Bu dönem ana akım Türkiye televizyonlarının prime time’larının hepsi “feminist”. Ama dizilerin cinsiyetçi ikiyüzlülüğü de bir o kadar bariz. “Feminist” tutum beyanı/belagat hegemonik. Hem sosyal hem kültürel hem ekonomik sermaye olarak “iyi çalışıyor”. Zaten cinsiyetçi ikiyüzlülüğün asıl temeli de bu:Özünde cinsiyetçilerin maddi veya manevi çıkar uğruna cinsiyetçiliğe karşıymış gibi görünmeleri. Ama aslolan eylem ve o son derece cinsiyetçi. Hatta bir psikolojik mekanizma tezahürü olarak ne kadar cinsiyetçiliğe karşı söylem, maalesef o kadar güçlü cinsiyetçi pratik.

 

“Cinsiyetin kale alınmamasını hatta yok sayılmasını kast ediyorum” deyişiniz “dildeki sürekliliğe inanıyorum” deyişinizle çelişmiyor mu? Cinsiyet yok sayılamaz kültürden bahsediyorsak. Bu anlamda bunun yok sayılması bir kültür devrimi demektir bunun da bugün başarısızlığa uğradığını biliyoruz.

İnsan her türlü değişikliğin kendi hayatında olacağını düşünüyor. Bu imkansız. Tüm süreklilikler diyalektiktir dolayısıyla karşıtını da içerir ayrıca.

Ben kültürel tüm değişikliklerin altyapıya bağlı ortaya çıkacağını düşünüyorum. Doğum kontrol haplarıyla ikinci dalga kadın hareketinin talep ve kazanımlarındaki ilişki gibi. Cinsiyetin ve aslında tüm kültürel kimliklerin ortadan kalkmasını da hem özellikle üreme alanında kitapta çok örneğini verdiğim teknik altyapının cinsiyeti lağvedecek gelişimine hem de tüm teknolojik altyapı gerekliliğine bağlı olarak sosyal ve psişik yeni insanın doğumuna bağlıyorum.

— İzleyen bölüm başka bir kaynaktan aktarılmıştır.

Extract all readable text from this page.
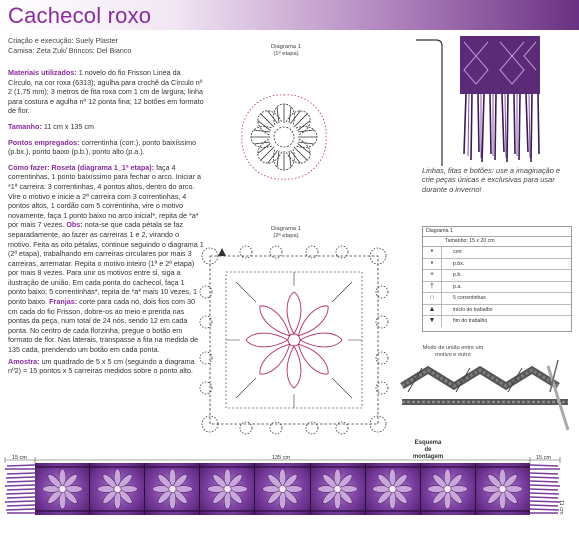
Cachecol roxo
Criação e execução: Suely Plaster
Camisa: Zeta Zuk/ Brincos: Del Bianco

Materiais utilizados: 1 novelo do fio Frisson Linea da Círculo, na cor roxa (6313); agulha para crochê da Círculo nº 2 (1,75 mm); 3 metros de fita roxa com 1 cm de largura; linha para costura e agulha nº 12 ponta fina; 12 botões em formato de flor.

Tamanho: 11 cm x 135 cm

Pontos empregados: correntinha (corr.), ponto baixíssimo (p.bx.), ponto baixo (p.b.), ponto alto (p.a.).

Como fazer: Roseta (diagrama 1_1ª etapa): faça 4 correntinhas, 1 ponto baixíssimo para fechar o arco. Iniciar a *1ª carreira: 3 correntinhas, 4 pontos altos, dentro do arco. Vire o motivo e inicie a 2ª carreira com 3 correntinhas, 4 pontos altos, 1 cordão com 5 correntinha, vire o motivo novamente, faça 1 ponto baixo no arco inicial*, repita de *a* por mais 7 vezes. Obs: nota-se que cada pétala se faz separadamente, ao fazer as carreiras 1 e 2, virando o motivo. Feita as oito pétalas, continue seguindo o diagrama 1 (2ª etapa), trabalhando em carreiras circulares por mais 3 carreiras, arrematar. Repita o motivo inteiro (1ª e 2ª etapa) por mais 8 vezes. Para unir os motivos entre si, siga a ilustração de união. Em cada ponta do cachecol, faça 1 ponto baixo, 5 correntinhas*, repita de *a* mais 10 vezes, 1 ponto baixo. Franjas: corte para cada nó, dois fios com 30 cm cada do fio Frisson, dobre-os ao meio e prenda nas pontas da peça, num total de 24 nós, sendo 12 em cada ponta. No centro de cada florzinha, pregue o botão em formato de flor. Nas laterais, transpasse a fita na medida de 135 cada, prendendo um botão em cada ponta.

Amostra: um quadrado de 5 x 5 cm (seguindo a diagrama nº2) = 15 pontos x 5 carreiras medidos sobre o ponto alto.

Diagrama 1
(1ª etapa)
Diagrama 1
(2ª etapa)
Linhas, fitas e botões: use a imaginação e crie peças únicas e exclusivas para usar durante o inverno!
Diagrama 1
Tamanho: 15 x 20 cm
•	corr.
•	p.bx.
+	p.b.
†	p.a.
∩	5 correntinhas
▲	início do trabalho
▼	fim do trabalho
Modo de união entre um
motivo e outro
Esquema
de
montagem
15 cm	135 cm	15 cm
11 cm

Başta da söylediğim gibi beklentimin döngüsel bir yanı da var: İki kutuplu cinsiyet inşasının aslında moderniteyle iyice olmazsa olmaz haline geldiğini göstermeye çalışıyorum kitapta. En kuvvetli modernite eleştirmenleri dahi içinde bulunduğumuz bir çok değerin adeta insanlık tarihiyle varolduğunu düşünüyor ve moderniteye atfedemiyor. Cinsiyetin, bütün cinsiyet eşitliği için mücadeleleri de içererek modern toplumda kemikleştiğini düşünüyorum ben oysa.

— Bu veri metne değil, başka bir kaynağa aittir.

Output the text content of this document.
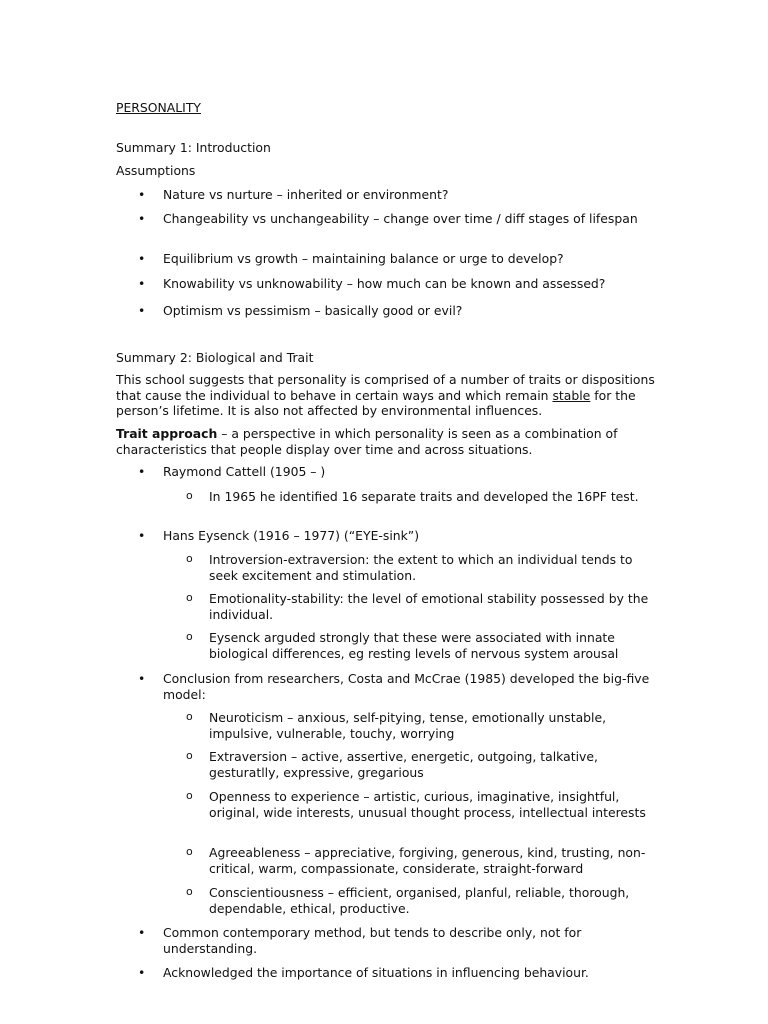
PERSONALITY
Summary 1: Introduction
Assumptions
• Nature vs nurture – inherited or environment?
• Changeability vs unchangeability – change over time / diff stages of lifespan
• Equilibrium vs growth – maintaining balance or urge to develop?
• Knowability vs unknowability – how much can be known and assessed?
• Optimism vs pessimism – basically good or evil?
Summary 2: Biological and Trait

This school suggests that personality is comprised of a number of traits or dispositions that cause the individual to behave in certain ways and which remain stable for the person’s lifetime. It is also not affected by environmental influences.

Trait approach – a perspective in which personality is seen as a combination of characteristics that people display over time and across situations.

• Raymond Cattell (1905 – )
o In 1965 he identified 16 separate traits and developed the 16PF test.
• Hans Eysenck (1916 – 1977) (“EYE-sink”)
o Introversion-extraversion: the extent to which an individual tends to seek excitement and stimulation.
o Emotionality-stability: the level of emotional stability possessed by the individual.
o Eysenck arguded strongly that these were associated with innate biological differences, eg resting levels of nervous system arousal
• Conclusion from researchers, Costa and McCrae (1985) developed the big-five model:
o Neuroticism – anxious, self-pitying, tense, emotionally unstable, impulsive, vulnerable, touchy, worrying
o Extraversion – active, assertive, energetic, outgoing, talkative, gesturatlly, expressive, gregarious
o Openness to experience – artistic, curious, imaginative, insightful, original, wide interests, unusual thought process, intellectual interests
o Agreeableness – appreciative, forgiving, generous, kind, trusting, non-critical, warm, compassionate, considerate, straight-forward
o Conscientiousness – efficient, organised, planful, reliable, thorough, dependable, ethical, productive.
• Common contemporary method, but tends to describe only, not for understanding.
• Acknowledged the importance of situations in influencing behaviour.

Bir diğer mesele de “ailenin, özel mülkiyetin ve devletin kökeni” pek tabii ki. Cinsiyet meselesi hepsiyle derinden karşılıklı bağ içinde.

 

“Önerim ve kurtuluş öngörüm, cinselliğin kamuya mal olmasını gerektirmeyecek gerçek özgürlüğünü sağlayabilecek kurgulanmış kimliklere göre tanımının ortadan kalkmasıdır.” Bir romanda bir filmde harika hayatta olamayacak gibi geliyor bana bu öneriniz. Bunun bana böyle gelmesi kitabı yazma nedeniniz olan cinsiyetçi ikiyüzlülüğün heryerdeliği, herkesdeliğinden bende de olduğunu mu gösteriyor?

Kuşkusuz cinsiyetçi ikiyüzlülük hepimizde var veya vardı veya şu konuda var bu konuda yok.
Ama bu “hayal bile edememe” halinin nedeni egemenliği altında olduğumuz tüm hegemonyaların kendini bize mutlakiyetmiş gibi öğretmiş olması.

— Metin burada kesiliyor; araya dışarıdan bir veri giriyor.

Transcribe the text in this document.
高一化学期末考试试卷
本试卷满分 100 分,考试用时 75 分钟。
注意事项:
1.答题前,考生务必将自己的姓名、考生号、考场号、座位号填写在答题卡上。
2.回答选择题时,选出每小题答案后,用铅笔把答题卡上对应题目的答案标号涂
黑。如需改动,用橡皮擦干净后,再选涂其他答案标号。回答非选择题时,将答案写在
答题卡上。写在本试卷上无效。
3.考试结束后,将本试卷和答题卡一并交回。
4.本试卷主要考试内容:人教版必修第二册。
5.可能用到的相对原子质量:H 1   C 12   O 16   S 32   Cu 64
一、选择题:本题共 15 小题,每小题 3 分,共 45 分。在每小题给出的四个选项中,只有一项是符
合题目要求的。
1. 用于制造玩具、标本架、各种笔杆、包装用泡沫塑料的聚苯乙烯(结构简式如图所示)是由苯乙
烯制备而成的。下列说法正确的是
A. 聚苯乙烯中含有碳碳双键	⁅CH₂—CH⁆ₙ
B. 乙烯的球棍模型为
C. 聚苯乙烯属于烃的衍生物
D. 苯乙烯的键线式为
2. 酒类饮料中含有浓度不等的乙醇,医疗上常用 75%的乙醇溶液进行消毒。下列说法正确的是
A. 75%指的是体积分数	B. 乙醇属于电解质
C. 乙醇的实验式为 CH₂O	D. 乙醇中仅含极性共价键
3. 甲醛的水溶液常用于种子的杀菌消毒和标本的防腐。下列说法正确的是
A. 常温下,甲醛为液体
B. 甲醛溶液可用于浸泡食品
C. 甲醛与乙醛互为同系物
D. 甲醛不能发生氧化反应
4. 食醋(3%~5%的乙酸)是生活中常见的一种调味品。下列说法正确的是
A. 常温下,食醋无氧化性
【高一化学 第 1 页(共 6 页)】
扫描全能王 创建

Aslında mümkün olmadığını düşündüğün durumun bugünkü hali çok tuhaf değil mi? Yani herkes sokak ortasında, ekranda cinsel ilişkide bulunmuyor ki. En fazla film, fotoğraf veya konuşma aracılığıyla öğreniyoruz cinsel ilişkisini kiminle yaşadığını. Ve aslında tüm bu sayesinde ilişkinin kimle olduğunu öğrendiğimiz aracılar, filmden konuşmaya ikinci el! Röntgencilik ve benzeri bir davranışımız yoksa zaten fiilen bilmiyoruz biz ilişkinin kimler arasında olduğunu. Kamusal, apaçık yaşanan bir durum değil bu. O yüzden bilmemeyi tercih etmemiz çok kolay. Bu tecessüsü cinsiyetçilik doğuruyor ve biz aslında kişilere atfediyoruz.

 

Bir de hocam #metoo hareketi neden yok kitapta?

Bir sürü şey yok zaten. #MeToo benim için bir yüzleme yüzleşme hareketi ve ben bunu şiddet bağlamında tee Mor Çatı’nın 20. yılı için yazdığım bir yazıda önermiştim.

 

İLGİLİ HABERLER

“Cinsel yönelim tabiri bir sembolik şiddet örneği”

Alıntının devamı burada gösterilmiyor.